L’originalité de Gasland est rendue visible, si on le compare à… Fracknation (2013) Dans ce film un réalisateur mène une critique de Gasland. Il met en scène le fait qu’il prend une caméra pour se lever face à un ennemi qu’il s’agit de renvoyer au silence : Josh Fox. Le film pourrait être une comédie loufoque, s’il n’était pas, en fait, un documentaire procompagnie gazière très premier degré. Le réalisateur mime les codes visuels et narratifs du documentaire performatif avec un certain succès. Ce point est intéressant, car il rend compte du fait que ce format peut aussi être mobilisé par des réalisateurs néoconservateurs. Cependant, Phelim McAleer manque complètement l’originalité de la forme du film de Josh Fox. Il est loin de proposer un film à l’esthétique proche du film amateur/vidéo amateur. C’est plutôt un mauvais reportage auquel le spectateur incrédule se voit confronté.
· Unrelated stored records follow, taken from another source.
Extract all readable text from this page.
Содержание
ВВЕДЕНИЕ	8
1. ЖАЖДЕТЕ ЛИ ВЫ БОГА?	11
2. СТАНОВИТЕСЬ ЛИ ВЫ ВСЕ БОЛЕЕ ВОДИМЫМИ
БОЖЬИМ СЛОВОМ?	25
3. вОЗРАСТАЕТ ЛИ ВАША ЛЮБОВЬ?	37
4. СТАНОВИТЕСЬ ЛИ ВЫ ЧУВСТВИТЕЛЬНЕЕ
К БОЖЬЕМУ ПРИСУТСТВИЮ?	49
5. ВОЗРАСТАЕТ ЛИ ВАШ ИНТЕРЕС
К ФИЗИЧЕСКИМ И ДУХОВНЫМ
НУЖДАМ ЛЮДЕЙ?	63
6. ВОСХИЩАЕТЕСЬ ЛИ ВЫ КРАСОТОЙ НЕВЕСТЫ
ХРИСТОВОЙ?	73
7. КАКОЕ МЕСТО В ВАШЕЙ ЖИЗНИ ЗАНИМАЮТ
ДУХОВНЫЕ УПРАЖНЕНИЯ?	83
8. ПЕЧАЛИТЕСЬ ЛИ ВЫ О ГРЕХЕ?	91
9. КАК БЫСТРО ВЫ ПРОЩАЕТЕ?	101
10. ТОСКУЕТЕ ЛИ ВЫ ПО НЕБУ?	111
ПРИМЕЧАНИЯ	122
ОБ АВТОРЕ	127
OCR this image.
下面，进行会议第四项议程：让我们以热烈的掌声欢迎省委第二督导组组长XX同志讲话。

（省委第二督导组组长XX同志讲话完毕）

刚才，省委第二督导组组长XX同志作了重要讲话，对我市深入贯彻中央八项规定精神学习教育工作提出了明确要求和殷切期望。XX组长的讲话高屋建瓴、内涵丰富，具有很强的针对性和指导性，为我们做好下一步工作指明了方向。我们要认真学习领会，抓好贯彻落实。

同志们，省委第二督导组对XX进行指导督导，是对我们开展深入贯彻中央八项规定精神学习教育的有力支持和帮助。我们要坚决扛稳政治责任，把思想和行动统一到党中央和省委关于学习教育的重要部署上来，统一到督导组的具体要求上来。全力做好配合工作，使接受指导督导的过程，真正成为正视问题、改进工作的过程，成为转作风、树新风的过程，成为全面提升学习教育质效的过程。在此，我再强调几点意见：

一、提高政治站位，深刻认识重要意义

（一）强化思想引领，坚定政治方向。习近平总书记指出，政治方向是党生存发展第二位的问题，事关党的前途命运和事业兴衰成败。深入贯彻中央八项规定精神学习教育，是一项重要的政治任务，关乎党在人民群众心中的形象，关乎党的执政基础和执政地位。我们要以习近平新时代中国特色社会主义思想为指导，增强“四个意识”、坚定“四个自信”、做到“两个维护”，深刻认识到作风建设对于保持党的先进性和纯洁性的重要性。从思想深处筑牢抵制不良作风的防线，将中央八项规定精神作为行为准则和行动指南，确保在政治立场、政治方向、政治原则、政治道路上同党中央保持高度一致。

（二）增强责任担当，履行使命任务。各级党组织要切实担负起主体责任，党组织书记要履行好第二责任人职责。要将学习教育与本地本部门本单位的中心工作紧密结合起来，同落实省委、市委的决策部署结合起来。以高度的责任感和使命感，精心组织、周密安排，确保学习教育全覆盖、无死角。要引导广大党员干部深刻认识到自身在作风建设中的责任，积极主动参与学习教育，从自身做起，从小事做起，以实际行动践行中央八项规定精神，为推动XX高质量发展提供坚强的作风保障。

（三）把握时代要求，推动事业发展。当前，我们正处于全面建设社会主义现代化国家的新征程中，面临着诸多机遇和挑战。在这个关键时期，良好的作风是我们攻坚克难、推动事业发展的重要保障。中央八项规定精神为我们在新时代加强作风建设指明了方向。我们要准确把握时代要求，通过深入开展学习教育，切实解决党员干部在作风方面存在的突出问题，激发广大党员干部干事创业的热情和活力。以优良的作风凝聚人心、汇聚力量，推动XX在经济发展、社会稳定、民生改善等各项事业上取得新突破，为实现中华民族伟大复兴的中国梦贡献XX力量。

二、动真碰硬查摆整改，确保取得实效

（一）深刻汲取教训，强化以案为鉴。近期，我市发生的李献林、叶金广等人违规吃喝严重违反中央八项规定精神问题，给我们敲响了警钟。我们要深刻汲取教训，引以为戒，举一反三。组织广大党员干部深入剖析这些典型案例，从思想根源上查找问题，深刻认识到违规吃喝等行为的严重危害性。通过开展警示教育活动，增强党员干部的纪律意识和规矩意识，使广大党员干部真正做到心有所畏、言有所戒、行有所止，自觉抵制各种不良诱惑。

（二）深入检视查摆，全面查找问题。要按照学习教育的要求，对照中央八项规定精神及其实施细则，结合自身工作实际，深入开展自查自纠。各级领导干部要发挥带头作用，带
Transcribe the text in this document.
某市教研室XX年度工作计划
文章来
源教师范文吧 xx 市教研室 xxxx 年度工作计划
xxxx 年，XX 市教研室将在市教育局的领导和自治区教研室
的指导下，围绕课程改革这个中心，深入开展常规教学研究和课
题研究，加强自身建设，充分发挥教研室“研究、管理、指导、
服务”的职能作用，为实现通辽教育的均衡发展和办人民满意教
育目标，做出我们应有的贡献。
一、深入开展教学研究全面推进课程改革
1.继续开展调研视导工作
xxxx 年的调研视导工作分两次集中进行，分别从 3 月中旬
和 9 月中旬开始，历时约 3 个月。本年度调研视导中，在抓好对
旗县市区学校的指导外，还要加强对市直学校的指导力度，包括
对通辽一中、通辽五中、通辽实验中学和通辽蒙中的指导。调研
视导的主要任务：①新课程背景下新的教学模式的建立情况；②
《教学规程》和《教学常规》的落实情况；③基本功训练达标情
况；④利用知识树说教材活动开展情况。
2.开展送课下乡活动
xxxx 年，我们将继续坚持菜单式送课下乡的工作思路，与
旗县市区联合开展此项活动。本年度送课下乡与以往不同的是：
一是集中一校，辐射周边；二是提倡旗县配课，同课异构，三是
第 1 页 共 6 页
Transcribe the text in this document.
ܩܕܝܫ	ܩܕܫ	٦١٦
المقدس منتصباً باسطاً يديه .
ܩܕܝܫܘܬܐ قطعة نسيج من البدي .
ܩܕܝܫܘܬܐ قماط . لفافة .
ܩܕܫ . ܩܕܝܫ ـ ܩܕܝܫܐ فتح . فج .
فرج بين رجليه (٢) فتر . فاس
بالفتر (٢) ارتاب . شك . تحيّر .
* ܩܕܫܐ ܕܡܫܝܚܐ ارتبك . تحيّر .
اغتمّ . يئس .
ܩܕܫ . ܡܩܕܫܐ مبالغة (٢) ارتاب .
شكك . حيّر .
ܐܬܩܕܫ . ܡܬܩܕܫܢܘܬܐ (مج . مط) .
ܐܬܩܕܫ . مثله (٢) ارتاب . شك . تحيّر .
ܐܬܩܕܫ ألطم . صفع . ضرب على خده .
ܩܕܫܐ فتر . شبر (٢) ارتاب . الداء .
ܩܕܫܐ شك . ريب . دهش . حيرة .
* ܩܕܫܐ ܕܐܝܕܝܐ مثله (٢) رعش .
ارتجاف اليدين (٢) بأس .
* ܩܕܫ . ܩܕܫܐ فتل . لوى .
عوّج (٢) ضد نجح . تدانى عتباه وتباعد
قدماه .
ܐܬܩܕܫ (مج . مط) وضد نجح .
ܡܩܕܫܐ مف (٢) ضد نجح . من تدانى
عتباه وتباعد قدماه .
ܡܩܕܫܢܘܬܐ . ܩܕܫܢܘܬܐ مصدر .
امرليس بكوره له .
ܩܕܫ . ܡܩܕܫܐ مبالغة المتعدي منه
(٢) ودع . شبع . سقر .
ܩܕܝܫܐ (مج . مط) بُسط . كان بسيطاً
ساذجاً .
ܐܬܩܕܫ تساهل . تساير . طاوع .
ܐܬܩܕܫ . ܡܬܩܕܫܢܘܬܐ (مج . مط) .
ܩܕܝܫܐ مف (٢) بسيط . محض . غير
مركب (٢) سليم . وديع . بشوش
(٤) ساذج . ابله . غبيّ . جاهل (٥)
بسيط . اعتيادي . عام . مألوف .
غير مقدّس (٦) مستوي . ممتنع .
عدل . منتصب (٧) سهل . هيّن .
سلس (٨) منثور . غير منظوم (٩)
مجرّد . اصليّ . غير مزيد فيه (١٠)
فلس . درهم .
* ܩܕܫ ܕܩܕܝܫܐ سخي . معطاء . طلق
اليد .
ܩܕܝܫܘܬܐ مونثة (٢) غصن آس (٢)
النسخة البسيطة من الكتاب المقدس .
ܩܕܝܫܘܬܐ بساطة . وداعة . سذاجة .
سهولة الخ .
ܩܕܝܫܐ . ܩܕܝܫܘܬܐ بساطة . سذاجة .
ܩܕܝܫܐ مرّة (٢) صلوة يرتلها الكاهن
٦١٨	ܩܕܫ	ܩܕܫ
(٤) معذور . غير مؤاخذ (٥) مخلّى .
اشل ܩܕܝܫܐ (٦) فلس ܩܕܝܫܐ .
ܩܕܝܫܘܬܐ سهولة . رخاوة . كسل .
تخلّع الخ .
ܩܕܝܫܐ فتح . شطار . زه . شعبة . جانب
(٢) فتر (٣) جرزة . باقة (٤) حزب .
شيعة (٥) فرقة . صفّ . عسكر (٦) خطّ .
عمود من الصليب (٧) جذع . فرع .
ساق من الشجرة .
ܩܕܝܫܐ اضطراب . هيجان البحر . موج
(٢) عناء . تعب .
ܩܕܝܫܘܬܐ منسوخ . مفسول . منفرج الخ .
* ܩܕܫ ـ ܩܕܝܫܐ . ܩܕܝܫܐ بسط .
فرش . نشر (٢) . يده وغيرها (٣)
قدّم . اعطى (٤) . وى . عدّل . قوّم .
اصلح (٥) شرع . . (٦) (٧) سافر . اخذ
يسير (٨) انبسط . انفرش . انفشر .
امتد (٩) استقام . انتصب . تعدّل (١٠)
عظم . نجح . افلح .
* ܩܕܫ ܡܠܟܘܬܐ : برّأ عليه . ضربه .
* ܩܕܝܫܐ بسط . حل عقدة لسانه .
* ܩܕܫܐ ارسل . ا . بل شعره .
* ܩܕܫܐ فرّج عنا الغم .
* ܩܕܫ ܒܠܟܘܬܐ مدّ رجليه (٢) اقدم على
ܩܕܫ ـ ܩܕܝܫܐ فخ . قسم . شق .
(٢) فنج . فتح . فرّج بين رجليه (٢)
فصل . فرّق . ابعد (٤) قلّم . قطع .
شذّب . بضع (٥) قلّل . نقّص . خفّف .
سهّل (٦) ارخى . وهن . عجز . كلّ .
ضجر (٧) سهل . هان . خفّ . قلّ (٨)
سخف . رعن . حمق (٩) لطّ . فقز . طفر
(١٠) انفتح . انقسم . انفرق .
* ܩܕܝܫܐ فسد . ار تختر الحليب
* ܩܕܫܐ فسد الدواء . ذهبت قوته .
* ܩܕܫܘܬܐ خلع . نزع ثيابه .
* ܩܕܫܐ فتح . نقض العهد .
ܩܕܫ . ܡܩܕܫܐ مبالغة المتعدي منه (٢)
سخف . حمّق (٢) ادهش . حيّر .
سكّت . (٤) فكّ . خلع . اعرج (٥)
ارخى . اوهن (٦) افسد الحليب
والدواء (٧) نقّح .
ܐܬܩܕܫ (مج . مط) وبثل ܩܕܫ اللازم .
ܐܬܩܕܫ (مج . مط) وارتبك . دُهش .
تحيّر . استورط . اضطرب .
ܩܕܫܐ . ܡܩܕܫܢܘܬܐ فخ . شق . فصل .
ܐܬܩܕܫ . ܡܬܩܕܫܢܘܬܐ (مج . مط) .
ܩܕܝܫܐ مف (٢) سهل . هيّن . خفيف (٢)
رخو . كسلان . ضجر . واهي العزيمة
Regarder la séquence d’ouverture


Gasland me semble être un exemple de subversion des stéréotypes du documentaire performatif. Il s’intègre à ce format, mais prend ses distances sur un point : il met en scène de manière originale la performativité du personnage principal (le réalisateur qui va changer le monde). Dans ce cas, le film performatif (film réalisé pour changer le monde) fonctionne, car il met en scène un personnage qui souhaiter changer le monde. On pourrait donc conclure sur une réévaluation des autres films de la série. En effet, Michael Moore dans Bowling for Columbine, Al Gore dans Une vérité qui dérange, Morgan Spurlock dans Supersize Me se mettent en scène en train de changer le monde. Mais, il me semble que leur mise en scène n’est pas très originale. Au contraire, elle est stéréotypée. On conclura donc plutôt sur le fait qu’il est possible de jouer avec les codes visuels et narratifs du documentaire performatif pour créer des formes originales (comme Gasland, par exemple). Cela correspond à donner une forme cinématographique à un discours politique. Cela fait que malgré la critique féroce (et diffamatoire) du contenu de Gasland proposée par Fracknation, le film reste une référence.